Harvesting the timber necessitated that the Jennings brothers create infrastructure. They built a railroad with multiple spurs throughout their land, a sawmill, a hotel, a general store, and provided land for two schools and a church. They hired local men for labor, and they arranged for Hungarian immigrants experienced in the timber trades to relocate to Jennings. They named their new town Jennings.

In addition to their project in Maryland, the brothers launched a similar enterprise in Tucker County, West Virginia, which created the town of Jenningston. In 1906, B. Worth Jennings, age 44, died from a gunshot wound sustained at Jenningston.

As the timber was harvested in Maryland, Cortez Jennings sold numerous parcels of land to local folks, many of whom proceeded to farm the land and raise a family.

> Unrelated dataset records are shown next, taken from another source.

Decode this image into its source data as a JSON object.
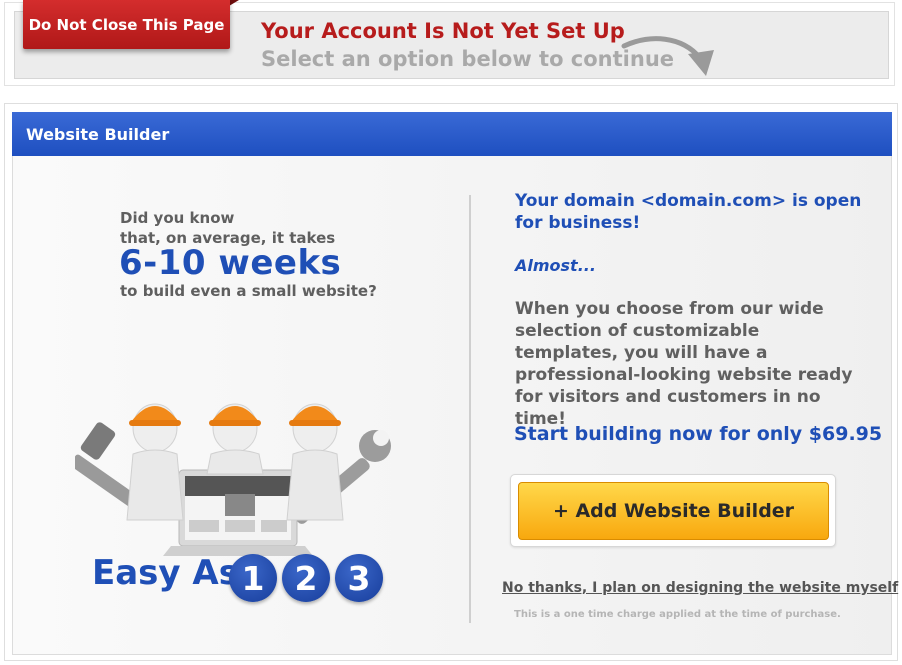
{
  "notice": {
    "tab_label": "Do Not Close This Page",
    "title": "Your Account Is Not Yet Set Up",
    "subtitle": "Select an option below to continue"
  },
  "panel": {
    "header": "Website Builder"
  },
  "left": {
    "line1": "Did you know",
    "line2": "that, on average, it takes",
    "highlight": "6-10 weeks",
    "line4": "to build even a small website?",
    "easy_as": "Easy As",
    "steps": [
      "1",
      "2",
      "3"
    ]
  },
  "right": {
    "domain_message": "Your domain <domain.com> is open for business!",
    "almost": "Almost...",
    "description": "When you choose from our wide selection of customizable templates, you will have a professional-looking website ready for visitors and customers in no time!",
    "price_line": "Start building now for only $69.95",
    "add_button": "+ Add Website Builder",
    "decline_link": "No thanks, I plan on designing the website myself",
    "fine_print": "This is a one time charge applied at the time of purchase."
  },
  "colors": {
    "brand_blue": "#1f4fb6",
    "alert_red": "#b71c1c",
    "button_orange": "#f8a80e"
  }
}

In 1920, Cortez Jennings drove from his home in Towanda, Pennsylvania, to Jennings where he became incapacitated by a stroke. He was taken back to Towanda where he died. In 1925, the heirs of the Jennings brothers sold the residue of their numerous enterprises and lands in and around Jennings to William A. Morgart.

Morgart opened a series of coal mines along the eastern bank of the South Branch Casselman River. He used his railroad to haul the coal. William and his wife Rosalie lived in the largest house in Jennings, and they shared it with their son Louis A. Morgart and his wife Lillian.

William Morgart died in 1944. Responsibility for the management of his businesses and real estate passed to Louis. Louis died in 1951. The last of the coal mines closed a few years later.